Wireless will continue to be the biggest driver of that growth. Phillip Huang, of UBS Securities Canada Inc., forecasts that average revenue per user (ARPU), a critical measurement, will edge up to $58.18. That would compare with wireless ARPU of $57.65 for Rogers (which was down 4 per cent in the first quarter) and $53.84 for Bell (up 4 per cent in the same period).
Beyond wireless, the market will be watching the gains made by Telus’ Internet Protocol TV (IPTV) service called Optik TV. The company has already reached its initial target of passing 2.2 million homes with its IPTV infrastructure, while Bell still faces significant expenses to hit its target of 3.3 million homes by the end of this year, says Dvai Ghose of Canaccord Genuity Corp.
IPTV is important to telecoms because it is usually sold as a bundle of services that can include high-speed Internet access, home phone and wireless. As such it’s an essential tool in offsetting the heavy losses in land-line connections that the phone companies have been suffering for years.
Analysts credit Bell’s IPTV for contributing to some of the pain at Rogers, which reported declines last month in virtually every aspect of its business. Telus, meanwhile, has acquired more than 500,000 TV customers, mostly at the expense of Calgary-based Shaw Communications. But those acquisitions have come at the cost of expensive promotional discounts and a pricing war with Shaw.

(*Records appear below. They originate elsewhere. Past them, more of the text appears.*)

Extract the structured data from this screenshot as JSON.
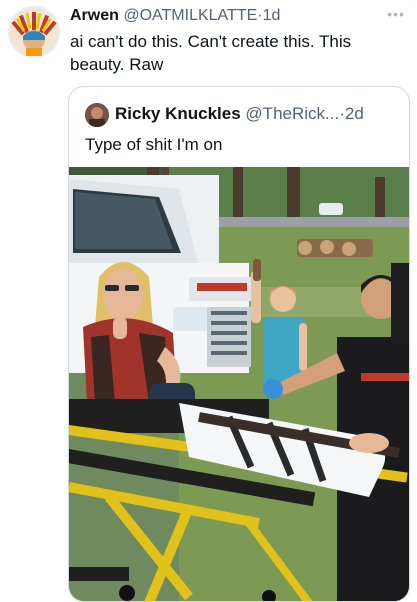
{
  "post": {
    "author_name": "Arwen",
    "handle": "@OATMILKLATTE",
    "separator": "·",
    "time": "1d",
    "text": "ai can't do this. Can't create this. This beauty. Raw",
    "more_icon": "ellipsis-icon"
  },
  "quote": {
    "author_name": "Ricky Knuckles",
    "handle": "@TheRick...",
    "separator": "·",
    "time": "2d",
    "text": "Type of shit I'm on",
    "media": "photo: woman on ambulance stretcher with paramedic and boy"
  }
}
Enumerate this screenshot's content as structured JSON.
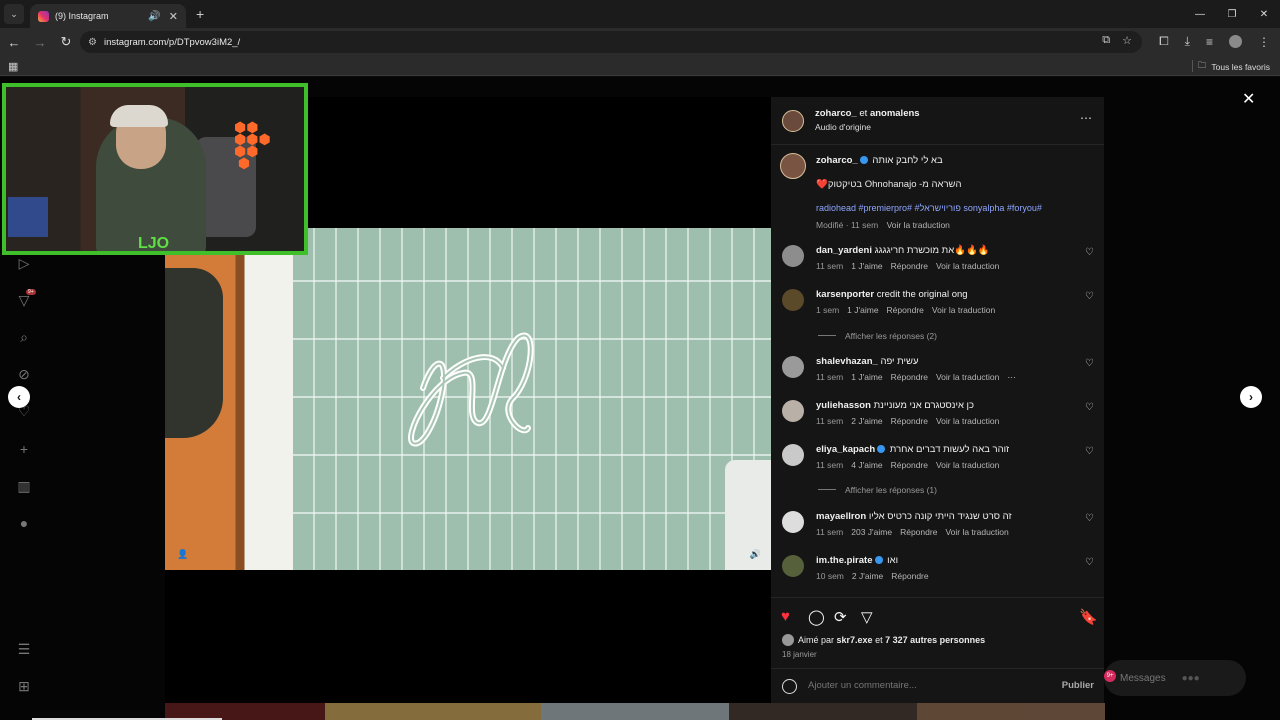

Even though Optik TV likely helped Telus boost land-line services revenue by 3 per cent last quarter, the price war probably helped push down earnings before interest, taxes, depreciation and amortization (EBITDA) for the division by 3 per cent, Mr. Huang calculates. He thinks that Optik subscriber growth slowed in the first three months of the year, even as Telus introduced new features, including the ability to watch the service on a laptop or smartphone.
Investors are hoping that the combination of steady wireless growth and the expanding success of Optik TV will allow Telus to keep increasing the cash flow that supports a healthy 4.1-per-cent dividend. Both BCE and Rogers offer higher payouts of 5.4 per cent and 4.3 per cent, respectively. But some analysts believe Telus now has the best flexibility to keep increasing its dividend.
Editor's Note: The date of Telus' earnings release has been corrected in the online version of this article.